Surgical correlation in four patients revealed unusual yellow discolouration of bowel in three of the patients, and bowel infarction (dead bowel) in two patients.

“We found bowel abnormalities on imaging in patients with COVID-19, more commonly in sicker patients who went to the ICU,” said Dr Rajesh Bhayana.

In two patients who had bowel resection, pathology demonstrated ischaemia with patchy necrosis (injury due to reduced arterial flow with patchy areas of cell death). Both had fibrin thrombi (blood clots) in submucosal arterioles (small arteries in the bowel wall), suggesting bowel ischaemia in these patients might have been caused by these small blood clots.

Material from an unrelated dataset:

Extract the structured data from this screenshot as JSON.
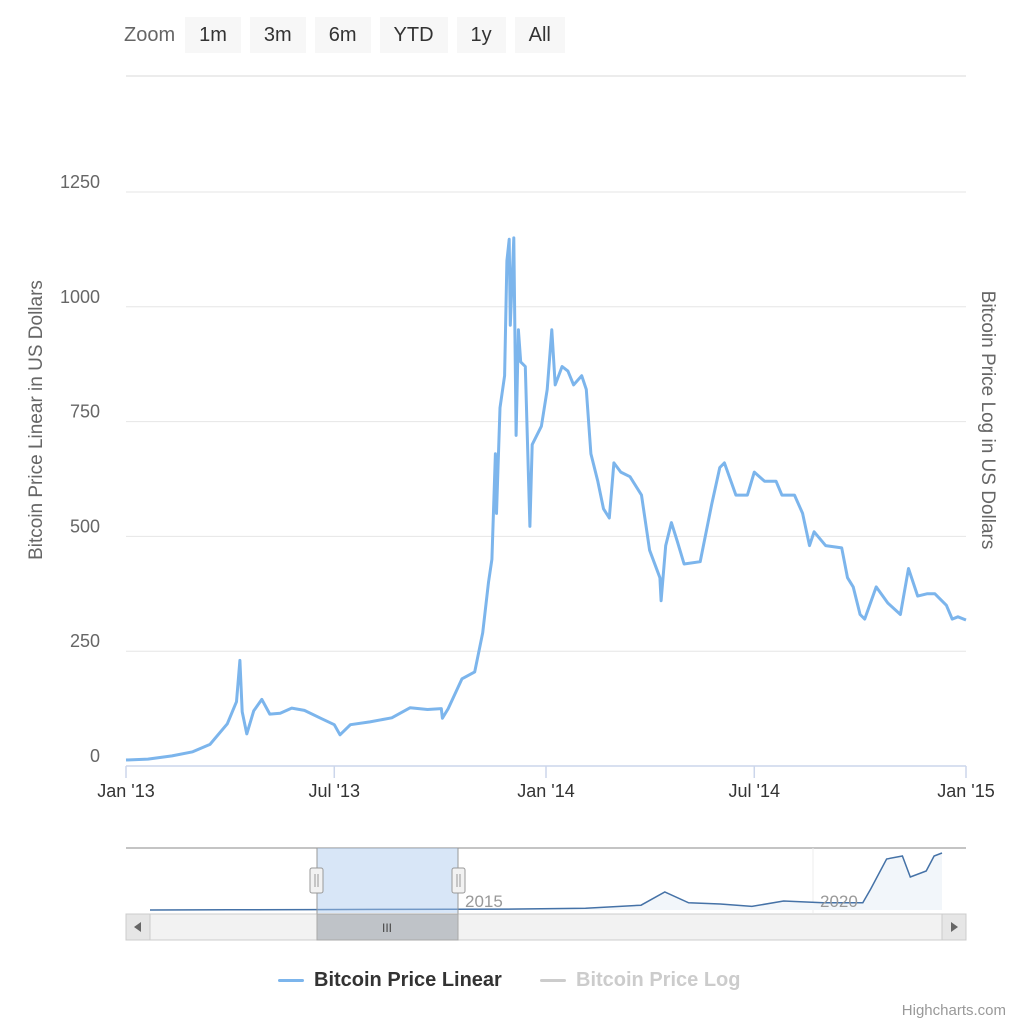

Lung base findings led to a diagnosis of COVID-19 in one patient who presented with abdominal symptoms only.

“Some findings were typical of bowel ischaemia, or dying bowel, and in those who had surgery we saw small vessel clots beside areas of dead bowel,” Dr Bhayana said.

“Patients in the ICU can have bowel ischaemia for other reasons, but we know COVID-19 can lead to clotting and small vessel injury, so the bowel might also be affected by this.”

According to the researchers, possible explanations for the spectrum of bowel findings in patients with COVID-19 include direct viral infection, small vessel thrombosis, or nonocclusive mesenteric ischaemia.

The authors added that further studies are required to clarify the cause of bowel findings in patients with COVID-19 and to determine whether SARS-CoV-2 plays a direct role in bowel or vascular injury.

“Our study is preliminary, and more work is needed to understand the cause of bowel findings in these patients,” Dr Bhayana said.